The training and validation data of the FeTS challenge have been deposited in the Synapse platform under accession code syn29264504 [https://www.synapse.org/Synapse:syn29264504] (registration required for download) and, as they are identical to the BraTS 2021 data, are also available via TCIA under DOI 10.7937/jc8x-9874 [https://www.cancerimagingarchive.net/analysis-result/rsna-asnr-miccai-brats-2021/] (free access). The reference segmentations for the validation data as well as the centralized testing data for the challenge are protected and are not available because they will be re-used in future competitions, which are only fair if evaluation sets are not public. Furthermore, decentralized testing data from the federated institutions are protected and are not available due to data sharing restrictions of the individual institutions. The challenge results data generated in this study are published as a source data file. The source data file contains raw data underlying each figure, two example training cases, and the full challenge metric results for both tasks. Source data are provided with this paper.

Code availability

To enable reproducibility, all tools, pipelines, and methods have been released through the Cancer Imaging Phenomics Toolkit (CaPTk)^58–60, MedPerf (https://github.com/mlcommons/medperf/tree/fets-challenge)³¹ and the FeTS tool (https://github.com/FETS-AI/Front-End/). Challenge-specific instructions are available on the challenge website (https://www.synapse.org/fets). Challenge-specific code for developing and testing algorithms, creating the analysis figures in the article and computing the rankings are publicly available (https://github.com/FETS-AI/Challenge)⁹⁴. That repository consists of components with different licenses, ranging from BSD-style to Apache-2, all approved by the open-source initiative.

Competing interests

The Intel-affiliated authors (B. Edwards, M. Sheller, P. Foley, A. Gruzdev, J. Martin, P. Shah) would like to disclose the following (potential) competing interests as Intel employees.

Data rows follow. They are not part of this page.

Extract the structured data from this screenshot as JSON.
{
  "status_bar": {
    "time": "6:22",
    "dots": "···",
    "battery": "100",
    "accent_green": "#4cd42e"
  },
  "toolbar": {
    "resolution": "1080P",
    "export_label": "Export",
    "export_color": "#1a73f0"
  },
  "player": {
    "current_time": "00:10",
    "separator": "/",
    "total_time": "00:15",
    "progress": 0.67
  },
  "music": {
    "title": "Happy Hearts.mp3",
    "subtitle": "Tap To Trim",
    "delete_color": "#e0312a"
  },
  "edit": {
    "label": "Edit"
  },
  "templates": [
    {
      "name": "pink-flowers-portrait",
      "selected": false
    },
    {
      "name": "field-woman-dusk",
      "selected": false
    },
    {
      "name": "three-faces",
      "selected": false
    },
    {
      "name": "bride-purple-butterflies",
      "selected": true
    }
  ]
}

Intel may develop proprietary software that is related in reputation to the OpenFL open source project highlighted in this work. In addition, the work demonstrates feasibility of federated learning for brain tumor boundary detection models. Intel may benefit by selling products to support an increase in demand for this use-case. The remaining authors declare no competing interests.

Supplementary information

The online version contains supplementary material available at 10.1038/s41467-025-60466-1.